Aims. The aim was develop stable human cell line stable over-expressing transcription co-activator peroxisome pro- liferator-activated receptor gamma co-activator 1a (PGC-1a) with restored hepatospecific functions and increased expression of major xenobiotic metabolizing enzymes. Methods. Six clones of HepG2-PGC-1a and one control clone HepG2-pcDNA3 were isolated and analyzed for secretion of hepato specific markers, fibrinogen, albumin and alphal-antitrypsin. Expression levels of protein and mRNA of hepatocyte nuclear factor (HNF4a), pregnane X receptor (PXR) and aryl hydrocarbon receptor (AhR) were determined. We measured basal and ligand inducible expression of CYP1A1 and CYP3A4. Results.
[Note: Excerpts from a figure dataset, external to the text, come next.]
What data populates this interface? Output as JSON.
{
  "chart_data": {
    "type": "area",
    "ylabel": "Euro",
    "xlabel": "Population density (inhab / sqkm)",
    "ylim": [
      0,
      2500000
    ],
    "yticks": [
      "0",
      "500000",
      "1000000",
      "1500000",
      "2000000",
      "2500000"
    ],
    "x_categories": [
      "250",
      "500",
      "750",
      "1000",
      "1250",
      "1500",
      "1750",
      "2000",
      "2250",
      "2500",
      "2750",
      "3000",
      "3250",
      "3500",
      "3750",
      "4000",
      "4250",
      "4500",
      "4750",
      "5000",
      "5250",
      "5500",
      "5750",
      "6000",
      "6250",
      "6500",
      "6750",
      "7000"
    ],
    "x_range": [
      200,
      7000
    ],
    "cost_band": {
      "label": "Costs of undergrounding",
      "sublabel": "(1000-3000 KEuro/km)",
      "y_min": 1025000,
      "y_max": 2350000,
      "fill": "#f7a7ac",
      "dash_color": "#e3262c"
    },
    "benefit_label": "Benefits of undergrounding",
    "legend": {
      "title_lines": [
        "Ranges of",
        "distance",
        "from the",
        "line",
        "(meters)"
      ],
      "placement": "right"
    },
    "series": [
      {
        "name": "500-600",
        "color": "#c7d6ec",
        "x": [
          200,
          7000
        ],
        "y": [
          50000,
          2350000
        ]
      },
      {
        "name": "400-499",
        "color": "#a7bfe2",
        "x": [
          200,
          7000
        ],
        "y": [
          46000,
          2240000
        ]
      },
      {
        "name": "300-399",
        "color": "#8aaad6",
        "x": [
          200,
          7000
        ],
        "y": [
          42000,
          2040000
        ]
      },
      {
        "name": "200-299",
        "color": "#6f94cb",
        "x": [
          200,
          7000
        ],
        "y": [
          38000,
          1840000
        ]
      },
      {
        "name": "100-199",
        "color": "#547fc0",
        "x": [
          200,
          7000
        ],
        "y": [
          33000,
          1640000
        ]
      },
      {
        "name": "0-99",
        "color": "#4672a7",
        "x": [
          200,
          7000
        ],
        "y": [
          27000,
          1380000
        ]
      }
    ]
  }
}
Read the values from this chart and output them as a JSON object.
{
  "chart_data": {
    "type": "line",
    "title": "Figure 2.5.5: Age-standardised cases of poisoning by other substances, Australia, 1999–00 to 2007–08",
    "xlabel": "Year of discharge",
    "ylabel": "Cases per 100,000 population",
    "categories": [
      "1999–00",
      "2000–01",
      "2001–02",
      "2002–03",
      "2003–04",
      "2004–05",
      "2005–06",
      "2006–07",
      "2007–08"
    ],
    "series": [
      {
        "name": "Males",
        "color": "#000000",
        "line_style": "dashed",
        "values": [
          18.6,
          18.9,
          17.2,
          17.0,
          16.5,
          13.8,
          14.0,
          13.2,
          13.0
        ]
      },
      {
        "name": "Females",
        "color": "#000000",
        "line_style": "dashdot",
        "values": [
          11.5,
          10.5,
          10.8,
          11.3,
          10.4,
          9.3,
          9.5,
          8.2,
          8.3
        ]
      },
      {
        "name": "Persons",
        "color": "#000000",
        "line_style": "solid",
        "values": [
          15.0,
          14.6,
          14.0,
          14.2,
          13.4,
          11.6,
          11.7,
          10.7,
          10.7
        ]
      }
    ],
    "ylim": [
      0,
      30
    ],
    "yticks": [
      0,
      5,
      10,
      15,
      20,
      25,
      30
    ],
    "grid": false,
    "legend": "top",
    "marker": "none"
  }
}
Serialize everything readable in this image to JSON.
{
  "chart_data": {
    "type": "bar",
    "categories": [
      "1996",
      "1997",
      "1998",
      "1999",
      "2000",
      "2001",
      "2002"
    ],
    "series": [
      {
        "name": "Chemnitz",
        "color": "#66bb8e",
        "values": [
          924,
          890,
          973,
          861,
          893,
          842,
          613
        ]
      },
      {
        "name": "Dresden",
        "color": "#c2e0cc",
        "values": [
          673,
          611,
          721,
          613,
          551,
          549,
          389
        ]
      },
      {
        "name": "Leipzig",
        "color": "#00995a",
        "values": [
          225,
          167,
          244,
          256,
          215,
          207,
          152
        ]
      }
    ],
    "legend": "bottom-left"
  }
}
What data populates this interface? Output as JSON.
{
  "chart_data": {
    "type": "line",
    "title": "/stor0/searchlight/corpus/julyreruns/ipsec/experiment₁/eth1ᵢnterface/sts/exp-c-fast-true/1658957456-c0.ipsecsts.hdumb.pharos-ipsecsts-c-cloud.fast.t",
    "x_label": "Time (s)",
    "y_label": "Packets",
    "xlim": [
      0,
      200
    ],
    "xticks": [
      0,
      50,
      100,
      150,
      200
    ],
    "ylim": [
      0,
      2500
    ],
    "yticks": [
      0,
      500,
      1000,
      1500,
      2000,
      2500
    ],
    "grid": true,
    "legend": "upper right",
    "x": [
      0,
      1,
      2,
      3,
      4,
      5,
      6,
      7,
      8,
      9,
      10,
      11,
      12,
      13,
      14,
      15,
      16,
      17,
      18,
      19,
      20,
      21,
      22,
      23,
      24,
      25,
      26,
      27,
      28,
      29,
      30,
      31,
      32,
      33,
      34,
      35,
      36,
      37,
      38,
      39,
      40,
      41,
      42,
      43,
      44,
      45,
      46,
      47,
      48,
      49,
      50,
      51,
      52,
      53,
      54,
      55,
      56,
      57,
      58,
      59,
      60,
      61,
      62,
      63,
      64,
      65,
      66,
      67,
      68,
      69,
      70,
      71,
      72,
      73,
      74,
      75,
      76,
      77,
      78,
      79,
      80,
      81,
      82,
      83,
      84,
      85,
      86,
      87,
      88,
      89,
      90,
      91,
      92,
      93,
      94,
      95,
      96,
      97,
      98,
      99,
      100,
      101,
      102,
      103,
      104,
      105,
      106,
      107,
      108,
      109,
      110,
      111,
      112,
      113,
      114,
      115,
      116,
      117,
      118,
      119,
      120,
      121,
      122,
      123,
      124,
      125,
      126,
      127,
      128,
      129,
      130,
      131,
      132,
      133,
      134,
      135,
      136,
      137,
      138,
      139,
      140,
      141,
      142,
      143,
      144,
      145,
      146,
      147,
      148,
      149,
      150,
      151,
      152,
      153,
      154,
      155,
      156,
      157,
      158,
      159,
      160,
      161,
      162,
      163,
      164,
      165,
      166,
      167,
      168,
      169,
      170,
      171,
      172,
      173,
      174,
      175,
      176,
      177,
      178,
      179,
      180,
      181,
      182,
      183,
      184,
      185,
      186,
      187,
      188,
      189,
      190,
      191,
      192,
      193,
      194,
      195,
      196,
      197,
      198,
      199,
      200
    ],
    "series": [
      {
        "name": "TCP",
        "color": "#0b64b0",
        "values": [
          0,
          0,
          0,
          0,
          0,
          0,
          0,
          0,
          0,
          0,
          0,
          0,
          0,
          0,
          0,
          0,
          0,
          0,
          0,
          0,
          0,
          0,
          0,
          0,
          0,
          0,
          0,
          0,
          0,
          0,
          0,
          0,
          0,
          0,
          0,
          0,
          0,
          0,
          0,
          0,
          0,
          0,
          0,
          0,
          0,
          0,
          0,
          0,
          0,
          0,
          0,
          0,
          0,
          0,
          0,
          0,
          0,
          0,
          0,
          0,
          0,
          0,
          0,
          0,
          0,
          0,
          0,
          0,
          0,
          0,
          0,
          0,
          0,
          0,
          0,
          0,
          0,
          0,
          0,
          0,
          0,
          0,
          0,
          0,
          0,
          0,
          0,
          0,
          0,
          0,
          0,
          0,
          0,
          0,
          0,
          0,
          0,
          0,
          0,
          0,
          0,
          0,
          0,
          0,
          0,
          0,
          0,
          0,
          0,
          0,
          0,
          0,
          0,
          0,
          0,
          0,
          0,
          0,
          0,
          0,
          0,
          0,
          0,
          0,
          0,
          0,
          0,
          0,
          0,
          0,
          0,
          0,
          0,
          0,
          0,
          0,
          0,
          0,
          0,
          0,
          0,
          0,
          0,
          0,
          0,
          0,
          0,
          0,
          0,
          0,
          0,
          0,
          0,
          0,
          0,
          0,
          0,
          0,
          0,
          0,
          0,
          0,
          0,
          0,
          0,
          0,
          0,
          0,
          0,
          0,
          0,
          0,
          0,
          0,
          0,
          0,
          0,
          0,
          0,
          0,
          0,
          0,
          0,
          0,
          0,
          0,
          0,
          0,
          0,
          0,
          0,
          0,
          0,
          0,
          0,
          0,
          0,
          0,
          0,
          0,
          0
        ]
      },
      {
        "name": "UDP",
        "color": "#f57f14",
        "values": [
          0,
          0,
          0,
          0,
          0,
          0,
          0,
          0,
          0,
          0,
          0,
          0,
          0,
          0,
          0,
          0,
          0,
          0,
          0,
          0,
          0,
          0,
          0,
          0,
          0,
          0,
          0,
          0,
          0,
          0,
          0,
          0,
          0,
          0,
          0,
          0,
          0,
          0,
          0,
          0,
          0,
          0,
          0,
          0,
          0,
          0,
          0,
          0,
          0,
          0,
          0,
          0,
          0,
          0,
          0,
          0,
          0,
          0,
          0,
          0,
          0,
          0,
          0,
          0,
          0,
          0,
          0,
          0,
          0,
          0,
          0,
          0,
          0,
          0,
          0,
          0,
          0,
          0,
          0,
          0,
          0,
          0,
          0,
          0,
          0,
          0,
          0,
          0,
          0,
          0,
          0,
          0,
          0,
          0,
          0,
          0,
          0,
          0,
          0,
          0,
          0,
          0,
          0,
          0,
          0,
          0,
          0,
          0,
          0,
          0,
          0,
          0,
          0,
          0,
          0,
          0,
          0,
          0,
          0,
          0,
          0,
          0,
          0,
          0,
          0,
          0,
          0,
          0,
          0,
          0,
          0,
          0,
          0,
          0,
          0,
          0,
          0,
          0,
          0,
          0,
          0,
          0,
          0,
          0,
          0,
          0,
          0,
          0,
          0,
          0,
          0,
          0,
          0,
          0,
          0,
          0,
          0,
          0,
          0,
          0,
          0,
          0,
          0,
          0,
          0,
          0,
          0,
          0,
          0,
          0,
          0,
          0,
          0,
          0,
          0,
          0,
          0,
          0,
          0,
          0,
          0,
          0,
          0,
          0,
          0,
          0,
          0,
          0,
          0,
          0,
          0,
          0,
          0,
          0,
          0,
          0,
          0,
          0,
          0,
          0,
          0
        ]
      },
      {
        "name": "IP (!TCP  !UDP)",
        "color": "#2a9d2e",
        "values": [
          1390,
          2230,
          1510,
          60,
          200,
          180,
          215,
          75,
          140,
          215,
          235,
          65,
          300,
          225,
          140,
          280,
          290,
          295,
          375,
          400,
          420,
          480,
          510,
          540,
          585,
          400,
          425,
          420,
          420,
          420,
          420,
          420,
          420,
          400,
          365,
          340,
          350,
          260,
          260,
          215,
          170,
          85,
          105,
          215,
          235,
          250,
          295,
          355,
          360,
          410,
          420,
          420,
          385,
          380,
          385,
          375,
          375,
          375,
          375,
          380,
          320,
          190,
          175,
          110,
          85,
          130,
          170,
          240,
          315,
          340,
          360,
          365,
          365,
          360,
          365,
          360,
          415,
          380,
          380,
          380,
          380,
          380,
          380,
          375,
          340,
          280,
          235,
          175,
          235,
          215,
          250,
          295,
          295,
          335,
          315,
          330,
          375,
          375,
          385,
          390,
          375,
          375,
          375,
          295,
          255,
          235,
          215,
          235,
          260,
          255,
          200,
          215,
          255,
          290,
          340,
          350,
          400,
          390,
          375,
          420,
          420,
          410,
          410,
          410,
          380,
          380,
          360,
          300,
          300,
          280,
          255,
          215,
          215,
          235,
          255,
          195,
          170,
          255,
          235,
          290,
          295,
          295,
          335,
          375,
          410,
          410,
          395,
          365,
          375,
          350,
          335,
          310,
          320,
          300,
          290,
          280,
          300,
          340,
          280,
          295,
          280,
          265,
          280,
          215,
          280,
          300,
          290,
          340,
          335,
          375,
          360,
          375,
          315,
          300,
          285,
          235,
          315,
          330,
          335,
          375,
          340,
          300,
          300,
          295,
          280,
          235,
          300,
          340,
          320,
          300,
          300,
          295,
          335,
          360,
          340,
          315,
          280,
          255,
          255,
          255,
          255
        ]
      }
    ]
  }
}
Stably transfected cell line HepG2-PGC-1a derived from HepG2 cells over-expressing PGC-1a displayed increased secretion of fibrinogen, but not albumin or alphal-antitrypsin compared to parent HepG2 cells. We found increased levels of HNF4a, PXR and AhR proteins but not their mRNAs in HepG2-PGC1 cells. Basal expression of CYP3A4 protein in HepG2-PGC-1a cells was increased but rifampicin-inducible expression of CYP3A4 protein was lowered in comparison with parent HepG2 cells. Induction of CYP3A4 mRNA varied between 1.3 - 1.9 fold in individual clones. Expression of TCDD-inducible CYP1A1 protein was lower in HepG2-PGC-1a cells than in parent HepG2 cells. Induction of CYP1A1 mRNA by TCDD in HepG2-PGC-1a cells was comparable with that in parent HepG2 cells and ranged between 103 - 198 fold. Conclusion. Stable expression of PGC-1a in HepG2 cells restores several hepatospecific functions, such as secretion of fibrinogen, expression of HNF4a1 and xenoreceptors PXR and AhR. However, the expression and induction of key drug-metabolizing enzymes (CYP1A1 and CYP3A4) were not improved.